Timagines pas le bordel que tu as causé...
C'est clair que je n'avais aucune idée concernant la manière dans laquelle je m'étais retrouvée dans toute cette merde. Je ne répondis rien, en jouant la carte de l'intimidée alors qu'il embrayait de plus belle.
T'aurais pu voler à n'importe qui d'autre, mais il a fallu que se soit cette gamine... Putain dans quoi j'me retrouve moi encore une fois... - ... - Et évidemment tu ne parles pas... J'vais pas te bouffer pour autant hein qu'on soit clair la dessus. - ... Qu'est-ce que j't'ai fais au juste? - Les histoires ça te tentes? - Pas vraiment. - T'as pas vraiment le choix non plus. - Ca m'tente bien ouais...

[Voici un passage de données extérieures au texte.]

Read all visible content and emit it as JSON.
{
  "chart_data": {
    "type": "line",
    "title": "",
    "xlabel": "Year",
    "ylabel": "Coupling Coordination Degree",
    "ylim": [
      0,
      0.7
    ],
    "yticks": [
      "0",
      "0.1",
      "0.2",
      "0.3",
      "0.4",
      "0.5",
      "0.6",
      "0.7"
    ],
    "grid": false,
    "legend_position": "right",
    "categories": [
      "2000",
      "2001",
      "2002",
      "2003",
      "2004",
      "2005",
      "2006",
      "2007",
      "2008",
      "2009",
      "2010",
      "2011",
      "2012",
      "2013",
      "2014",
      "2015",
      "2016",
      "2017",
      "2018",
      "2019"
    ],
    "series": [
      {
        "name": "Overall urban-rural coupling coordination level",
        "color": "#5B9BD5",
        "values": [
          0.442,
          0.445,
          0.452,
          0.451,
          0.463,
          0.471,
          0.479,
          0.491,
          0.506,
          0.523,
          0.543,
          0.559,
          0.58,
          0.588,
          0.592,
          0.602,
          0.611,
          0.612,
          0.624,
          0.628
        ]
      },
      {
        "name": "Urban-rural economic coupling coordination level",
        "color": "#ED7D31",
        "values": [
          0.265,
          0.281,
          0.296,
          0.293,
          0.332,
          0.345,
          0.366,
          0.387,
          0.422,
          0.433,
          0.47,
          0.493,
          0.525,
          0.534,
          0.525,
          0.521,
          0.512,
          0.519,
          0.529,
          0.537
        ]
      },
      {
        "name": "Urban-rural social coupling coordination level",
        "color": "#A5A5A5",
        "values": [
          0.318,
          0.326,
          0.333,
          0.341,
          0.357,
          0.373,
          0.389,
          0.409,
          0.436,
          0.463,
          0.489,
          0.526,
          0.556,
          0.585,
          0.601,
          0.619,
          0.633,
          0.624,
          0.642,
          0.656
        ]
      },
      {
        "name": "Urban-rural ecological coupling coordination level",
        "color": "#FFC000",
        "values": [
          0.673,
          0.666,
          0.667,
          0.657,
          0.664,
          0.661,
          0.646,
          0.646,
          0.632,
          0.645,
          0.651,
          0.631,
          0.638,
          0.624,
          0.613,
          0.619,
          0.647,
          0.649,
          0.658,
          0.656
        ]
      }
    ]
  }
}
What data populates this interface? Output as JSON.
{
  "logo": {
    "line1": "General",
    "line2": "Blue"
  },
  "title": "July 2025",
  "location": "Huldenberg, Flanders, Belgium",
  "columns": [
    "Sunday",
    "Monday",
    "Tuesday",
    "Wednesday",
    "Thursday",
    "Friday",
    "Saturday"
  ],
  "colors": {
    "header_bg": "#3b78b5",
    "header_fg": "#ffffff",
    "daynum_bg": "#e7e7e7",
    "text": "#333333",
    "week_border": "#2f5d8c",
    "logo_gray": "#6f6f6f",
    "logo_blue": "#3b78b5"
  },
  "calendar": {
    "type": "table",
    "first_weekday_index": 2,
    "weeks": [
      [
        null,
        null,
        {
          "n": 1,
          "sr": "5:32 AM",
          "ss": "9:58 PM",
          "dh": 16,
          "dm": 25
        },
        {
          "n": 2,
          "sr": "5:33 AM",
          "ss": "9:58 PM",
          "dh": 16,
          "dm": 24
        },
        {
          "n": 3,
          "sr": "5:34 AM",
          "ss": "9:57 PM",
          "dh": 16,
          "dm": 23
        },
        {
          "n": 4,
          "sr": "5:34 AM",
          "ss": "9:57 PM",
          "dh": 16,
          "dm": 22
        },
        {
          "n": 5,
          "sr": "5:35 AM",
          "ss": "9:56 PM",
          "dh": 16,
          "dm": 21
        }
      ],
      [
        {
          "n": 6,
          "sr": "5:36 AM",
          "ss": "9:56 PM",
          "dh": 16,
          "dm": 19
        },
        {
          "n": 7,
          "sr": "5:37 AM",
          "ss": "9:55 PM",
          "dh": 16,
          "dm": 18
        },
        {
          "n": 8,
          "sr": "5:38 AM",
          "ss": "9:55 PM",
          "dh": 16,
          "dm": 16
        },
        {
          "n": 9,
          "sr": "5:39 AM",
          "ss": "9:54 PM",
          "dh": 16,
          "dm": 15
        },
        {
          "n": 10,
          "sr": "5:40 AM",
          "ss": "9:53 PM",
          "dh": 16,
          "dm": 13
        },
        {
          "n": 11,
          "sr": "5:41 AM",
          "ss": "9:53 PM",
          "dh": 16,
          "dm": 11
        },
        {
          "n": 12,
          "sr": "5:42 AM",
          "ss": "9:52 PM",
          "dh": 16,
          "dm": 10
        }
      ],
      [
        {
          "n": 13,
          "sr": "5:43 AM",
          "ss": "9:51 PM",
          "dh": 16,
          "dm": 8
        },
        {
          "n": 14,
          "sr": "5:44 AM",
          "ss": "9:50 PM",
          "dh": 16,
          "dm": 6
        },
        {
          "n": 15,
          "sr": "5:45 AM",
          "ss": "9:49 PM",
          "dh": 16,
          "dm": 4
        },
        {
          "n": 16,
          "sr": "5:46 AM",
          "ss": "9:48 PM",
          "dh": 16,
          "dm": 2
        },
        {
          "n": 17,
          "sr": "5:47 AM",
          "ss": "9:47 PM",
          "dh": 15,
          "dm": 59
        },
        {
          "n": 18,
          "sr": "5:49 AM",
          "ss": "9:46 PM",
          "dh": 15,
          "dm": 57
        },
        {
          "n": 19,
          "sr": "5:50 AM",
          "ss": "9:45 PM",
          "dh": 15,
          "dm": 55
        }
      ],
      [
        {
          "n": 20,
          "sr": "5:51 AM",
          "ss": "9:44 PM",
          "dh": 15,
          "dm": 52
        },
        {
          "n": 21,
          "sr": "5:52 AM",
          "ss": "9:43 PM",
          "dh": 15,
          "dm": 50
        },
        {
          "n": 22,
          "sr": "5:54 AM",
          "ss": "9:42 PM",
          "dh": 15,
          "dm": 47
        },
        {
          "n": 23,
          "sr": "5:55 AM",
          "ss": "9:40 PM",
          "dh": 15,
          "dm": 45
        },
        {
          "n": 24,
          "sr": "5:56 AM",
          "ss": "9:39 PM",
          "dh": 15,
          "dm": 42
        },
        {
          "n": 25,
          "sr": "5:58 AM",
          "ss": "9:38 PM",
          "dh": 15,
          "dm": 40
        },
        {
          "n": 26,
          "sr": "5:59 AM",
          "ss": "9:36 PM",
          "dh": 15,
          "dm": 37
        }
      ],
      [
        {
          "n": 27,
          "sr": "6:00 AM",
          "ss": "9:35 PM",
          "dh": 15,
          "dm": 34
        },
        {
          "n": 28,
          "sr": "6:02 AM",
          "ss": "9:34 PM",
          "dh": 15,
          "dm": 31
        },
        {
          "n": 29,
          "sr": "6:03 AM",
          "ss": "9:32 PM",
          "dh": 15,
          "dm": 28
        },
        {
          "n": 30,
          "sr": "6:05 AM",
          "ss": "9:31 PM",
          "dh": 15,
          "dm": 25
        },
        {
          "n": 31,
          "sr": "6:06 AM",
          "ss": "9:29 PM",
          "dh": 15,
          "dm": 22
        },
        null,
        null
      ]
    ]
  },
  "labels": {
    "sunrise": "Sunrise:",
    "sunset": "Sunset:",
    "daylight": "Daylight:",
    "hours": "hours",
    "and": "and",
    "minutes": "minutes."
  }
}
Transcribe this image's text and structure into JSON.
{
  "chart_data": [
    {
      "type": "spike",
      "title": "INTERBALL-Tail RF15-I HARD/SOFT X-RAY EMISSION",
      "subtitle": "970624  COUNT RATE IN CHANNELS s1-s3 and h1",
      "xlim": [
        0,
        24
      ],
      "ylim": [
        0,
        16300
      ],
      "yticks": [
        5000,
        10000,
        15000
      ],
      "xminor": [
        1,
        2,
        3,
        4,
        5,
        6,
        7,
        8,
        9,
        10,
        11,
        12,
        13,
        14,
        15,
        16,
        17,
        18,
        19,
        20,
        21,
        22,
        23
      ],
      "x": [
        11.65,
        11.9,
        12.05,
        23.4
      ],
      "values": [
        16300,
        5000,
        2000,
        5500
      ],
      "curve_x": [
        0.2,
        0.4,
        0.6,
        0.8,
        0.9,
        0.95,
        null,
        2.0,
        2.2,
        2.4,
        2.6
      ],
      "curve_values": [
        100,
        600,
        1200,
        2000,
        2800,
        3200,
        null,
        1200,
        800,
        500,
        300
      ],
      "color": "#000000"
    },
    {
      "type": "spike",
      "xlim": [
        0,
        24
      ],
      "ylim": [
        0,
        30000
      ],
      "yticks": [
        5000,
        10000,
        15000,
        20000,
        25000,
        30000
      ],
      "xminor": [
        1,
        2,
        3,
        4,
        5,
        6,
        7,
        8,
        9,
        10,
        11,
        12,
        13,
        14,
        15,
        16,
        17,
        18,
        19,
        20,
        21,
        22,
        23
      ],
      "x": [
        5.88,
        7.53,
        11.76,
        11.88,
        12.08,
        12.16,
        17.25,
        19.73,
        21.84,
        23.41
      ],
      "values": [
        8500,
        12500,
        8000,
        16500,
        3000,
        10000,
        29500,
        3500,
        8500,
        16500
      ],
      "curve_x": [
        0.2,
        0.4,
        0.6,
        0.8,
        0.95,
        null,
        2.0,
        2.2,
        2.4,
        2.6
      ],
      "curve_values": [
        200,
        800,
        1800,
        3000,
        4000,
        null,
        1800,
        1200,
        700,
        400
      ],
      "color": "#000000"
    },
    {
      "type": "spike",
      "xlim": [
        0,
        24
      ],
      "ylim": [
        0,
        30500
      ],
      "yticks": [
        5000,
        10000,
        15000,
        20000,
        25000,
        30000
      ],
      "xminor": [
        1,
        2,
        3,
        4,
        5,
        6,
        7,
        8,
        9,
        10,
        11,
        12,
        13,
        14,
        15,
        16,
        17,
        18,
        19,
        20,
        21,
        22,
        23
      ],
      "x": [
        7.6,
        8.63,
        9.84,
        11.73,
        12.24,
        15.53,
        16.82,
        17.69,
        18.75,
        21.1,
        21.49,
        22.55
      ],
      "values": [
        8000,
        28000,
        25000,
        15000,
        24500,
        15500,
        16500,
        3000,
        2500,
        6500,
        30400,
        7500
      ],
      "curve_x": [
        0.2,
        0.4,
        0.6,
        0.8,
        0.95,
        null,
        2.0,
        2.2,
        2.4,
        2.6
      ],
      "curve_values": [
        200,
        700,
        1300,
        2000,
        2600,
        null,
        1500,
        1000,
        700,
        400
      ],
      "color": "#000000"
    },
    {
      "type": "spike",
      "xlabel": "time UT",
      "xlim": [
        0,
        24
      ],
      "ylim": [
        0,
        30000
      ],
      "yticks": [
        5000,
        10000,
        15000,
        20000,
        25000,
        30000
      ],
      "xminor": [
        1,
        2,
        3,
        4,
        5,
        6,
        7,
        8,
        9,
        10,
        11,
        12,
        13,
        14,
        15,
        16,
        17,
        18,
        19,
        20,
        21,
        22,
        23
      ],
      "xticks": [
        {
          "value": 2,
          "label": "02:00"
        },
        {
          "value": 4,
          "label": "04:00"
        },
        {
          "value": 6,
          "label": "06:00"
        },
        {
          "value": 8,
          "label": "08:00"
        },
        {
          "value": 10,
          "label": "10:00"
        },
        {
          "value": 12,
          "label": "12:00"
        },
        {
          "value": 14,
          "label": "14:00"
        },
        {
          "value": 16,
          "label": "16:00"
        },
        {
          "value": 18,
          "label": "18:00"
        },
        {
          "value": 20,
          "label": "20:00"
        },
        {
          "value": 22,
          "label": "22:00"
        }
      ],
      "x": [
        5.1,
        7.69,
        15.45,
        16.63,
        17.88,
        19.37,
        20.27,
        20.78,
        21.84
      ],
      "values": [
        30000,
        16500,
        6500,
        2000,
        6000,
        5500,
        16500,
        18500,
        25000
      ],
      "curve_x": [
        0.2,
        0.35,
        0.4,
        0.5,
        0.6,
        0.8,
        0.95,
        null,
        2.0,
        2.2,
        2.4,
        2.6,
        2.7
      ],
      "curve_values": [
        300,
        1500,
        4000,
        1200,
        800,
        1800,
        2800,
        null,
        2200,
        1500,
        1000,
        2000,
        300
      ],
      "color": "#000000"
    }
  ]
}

Je regardais alors North qui avait posé les mains sur la table en attendant la boisson qui arrivait derrière lui. Le barman s'était avancé avec deux verres d'une pression blonde sans réel goût particulier, mais pourtant agréable lorsque j'en pris une gorgée. Le blanc c'était de nouveau instauré entre nous, le temps qu'il savoure sa bière apparemment. A droite, deux hommes qu'on aurait pu comparer aux cowboys des temps modernes se querellaient pour des histoires d'argents et de femmes. C'était rustique au plus au point, sans en déplaire à certains apparemment. En pensant ça mon interlocuteur vérifiait à plusieurs reprises son smartphone après avoir envoyé ce qui semblait être un long message. Je buvais de petites gorgées, sentant la discussion devenir longue; encore fallait-il qu'il y ait une discussion. Une fois son portable rangé, après avoir évidemment reçu une réponse et aperçu un sourire sur son visage, il braqua ses yeux au fonds des miens. Le gris perçant était réellement intimidant et le visage sérieux qui le constituait annonçait diverses choses dont une situation dans laquelle je me retrouvais alors.
- Violence verbale:
C'est certain qu'à ton âge on ne sait pas où l'on va ni où l'on finira. J'en ai connu des gens comme toi qui ne savaient pas quelles étaient les options qui s'étaient proposé à elles. T'es ce genre de cas. Mais tu vois, le truc, c'est que tu as eu plusieurs choix qui étaient possible. Rester sur ce que tu avais ou poursuivre dans l'avarice. Par moment, ça réussi par d'autres, ça peut foirer. La chose étant que là tu as totalement foiré. Tu aurais pu rester sur ta faim et te tirer tranquillement, suite à quoi, nous ne serions pas là à se parler toi et moi. Et l'autre conséquence, est que maintenant tu es en face de moi. En face de nous. Et même si je semble être seul ici, face à toi, la réalité est tout autre.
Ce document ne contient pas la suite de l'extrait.